Hulley Rollers, Mako Saddles or Nothing?


I have a Yakima rack and a 16 foot fiberglass kayak. I am going to start using my wife’s Chevy S-10 with camper shell to carry my boat.

I am debating about the best set up. On my truck I have tried Mako saddles and a combo of Mako Saddles in the front and Hulley Rollers in the back.

I am wondering what the best set up will be for her truck. Since it has a camper shell I will have to load the boat from the rear and push it up on top at a pretty high angle.

Do the hulley rollers really work for this? Would a set of Mako Saddles in the rear perhaps be just as easy to slide the boat up on?

Or what about having nothing but a foam covered cross bar? I am starting to think that the saddles and hulley rollers may not be any better. It seems that a foam covered bar would be easy to slide the boat on, and the boat would be quite secure once cinched down with a strap. My only concern here would be that I would not want to damage the hull of my boat. Would this be a risk with a glass boat? My boat is fairly flat bottomed so it should sit pretty flat on the bars.

thanks for your help


On the camper shell on my truck…
I have Yakama bars on landing pads. I have saddles with carpet glued to them and it works great.

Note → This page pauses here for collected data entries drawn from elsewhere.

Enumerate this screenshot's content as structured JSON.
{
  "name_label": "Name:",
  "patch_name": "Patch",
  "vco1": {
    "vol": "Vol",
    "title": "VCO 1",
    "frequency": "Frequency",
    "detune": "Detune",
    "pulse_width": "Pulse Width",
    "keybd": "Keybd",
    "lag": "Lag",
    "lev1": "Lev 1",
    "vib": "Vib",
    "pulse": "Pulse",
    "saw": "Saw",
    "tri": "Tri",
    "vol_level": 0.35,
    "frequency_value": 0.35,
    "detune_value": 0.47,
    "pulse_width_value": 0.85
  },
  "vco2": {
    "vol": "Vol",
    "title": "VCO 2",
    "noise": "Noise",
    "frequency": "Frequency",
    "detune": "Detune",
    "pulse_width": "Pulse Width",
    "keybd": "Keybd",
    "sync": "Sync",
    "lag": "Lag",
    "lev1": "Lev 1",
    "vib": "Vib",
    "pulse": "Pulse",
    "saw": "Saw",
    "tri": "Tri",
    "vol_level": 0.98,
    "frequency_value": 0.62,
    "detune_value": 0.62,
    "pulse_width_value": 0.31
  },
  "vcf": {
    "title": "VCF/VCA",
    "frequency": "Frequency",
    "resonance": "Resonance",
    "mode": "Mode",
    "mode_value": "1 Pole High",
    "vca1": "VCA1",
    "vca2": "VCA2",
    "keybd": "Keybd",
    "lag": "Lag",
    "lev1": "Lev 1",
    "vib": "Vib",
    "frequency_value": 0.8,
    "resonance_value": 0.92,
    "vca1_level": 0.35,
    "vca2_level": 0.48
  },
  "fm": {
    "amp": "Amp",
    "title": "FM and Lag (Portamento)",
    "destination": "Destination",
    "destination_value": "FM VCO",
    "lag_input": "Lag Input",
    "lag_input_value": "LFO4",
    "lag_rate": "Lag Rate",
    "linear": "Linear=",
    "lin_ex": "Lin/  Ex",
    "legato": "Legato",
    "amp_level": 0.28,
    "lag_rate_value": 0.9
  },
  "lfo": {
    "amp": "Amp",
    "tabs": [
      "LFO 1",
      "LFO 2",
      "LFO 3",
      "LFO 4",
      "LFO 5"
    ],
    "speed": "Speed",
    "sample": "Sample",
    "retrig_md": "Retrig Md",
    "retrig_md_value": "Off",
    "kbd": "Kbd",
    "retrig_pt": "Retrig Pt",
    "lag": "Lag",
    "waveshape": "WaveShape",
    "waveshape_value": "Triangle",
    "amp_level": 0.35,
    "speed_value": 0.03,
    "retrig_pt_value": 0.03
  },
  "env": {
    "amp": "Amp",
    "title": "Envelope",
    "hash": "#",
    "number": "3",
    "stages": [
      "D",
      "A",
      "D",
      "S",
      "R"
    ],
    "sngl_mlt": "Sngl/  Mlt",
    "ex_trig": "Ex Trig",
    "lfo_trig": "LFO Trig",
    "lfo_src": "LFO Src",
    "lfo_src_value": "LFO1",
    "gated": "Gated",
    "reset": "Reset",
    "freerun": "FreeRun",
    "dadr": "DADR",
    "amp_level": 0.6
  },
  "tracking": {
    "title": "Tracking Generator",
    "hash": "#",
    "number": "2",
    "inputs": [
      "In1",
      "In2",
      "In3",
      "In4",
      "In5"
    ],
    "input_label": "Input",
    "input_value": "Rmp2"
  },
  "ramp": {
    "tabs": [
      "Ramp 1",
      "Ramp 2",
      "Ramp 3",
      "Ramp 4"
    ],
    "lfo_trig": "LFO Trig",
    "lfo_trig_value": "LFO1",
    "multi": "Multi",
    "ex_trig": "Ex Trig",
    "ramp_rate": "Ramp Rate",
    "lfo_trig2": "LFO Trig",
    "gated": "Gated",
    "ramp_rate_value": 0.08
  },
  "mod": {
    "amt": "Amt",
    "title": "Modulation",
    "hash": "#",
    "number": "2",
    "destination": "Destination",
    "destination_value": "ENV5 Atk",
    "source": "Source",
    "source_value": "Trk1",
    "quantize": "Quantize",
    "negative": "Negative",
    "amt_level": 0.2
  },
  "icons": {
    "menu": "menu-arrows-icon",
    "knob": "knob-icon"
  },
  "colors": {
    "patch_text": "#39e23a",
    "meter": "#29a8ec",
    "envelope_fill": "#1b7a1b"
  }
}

I start the yak on the rear saddles and slide it up as far as I can get it. Then I stand on the tail gate and slide it all the way to its travel position.

This is the second truck that I have had the same set up on it works so good.

I load and carry two eighteen foot kayaks this way.



I use Hullys/Makos
Hi Matt,

I have a fiberglass cap on my pickup which has factory install yakima rain gutters. I have rollers on the back of the cap (Yakima 1A towers )and padded Makos on the front of the extended cab (Yakima ). There is a large spread between the racks - probbaly about 10 feet. I have a 16’ and a 14’ kayak which I load from the back on the rollers, push up at a really high angle and then set down slowly until the boats are about 1 foot above the Makos. Then I just drop the boat onto the saddles (because I can’t reach to lower them anymore - 4WD pickup).

Two cautions:

  1. If the truck is level (side to side) this works well. If tipped (like parked on the road shoulder) severely the boats have a tendency to bounce off the saddles and slide across the bar (gravity).
  2. When the boats are put on when the hulls are wet the rollers don’t turn, and the boast slides up easier - sometime too easy, so be careful after paddling.

    These are both composite boats.


Foam Bars with a stacker…
I used Hully Rollers and Mako Saddles for several years. Then I started paddling with some advanced paddlers ( and found that most of them, used nothing but foam bars and stackers.

I sold my hully rollers and Mako’s and used pipe insulation and duct tape with my stackers.

On my old Ford Expedition with wide bars, I could easily haul 8 sea kayaks. With my Cayenne (mid size bars) I can only do 4 boats.

Photos of setup:

current setup at:

old vehicle setup:

(black ford in back)

Good luck



Thanks for the info. I have some questions though: you mean the Yakima kayak stackers that whitewater boaters use?

Looking at your current setup it appears that you are carrying the boats hull side down on the bars. What do the stackers provide with this manner of carry? Do they serve a purpose in this instance?

If you are only going to carry one boat, do you use the stackers with the boat on its side, or do you just put the boat hull down on the bars and not really make use of the stacker?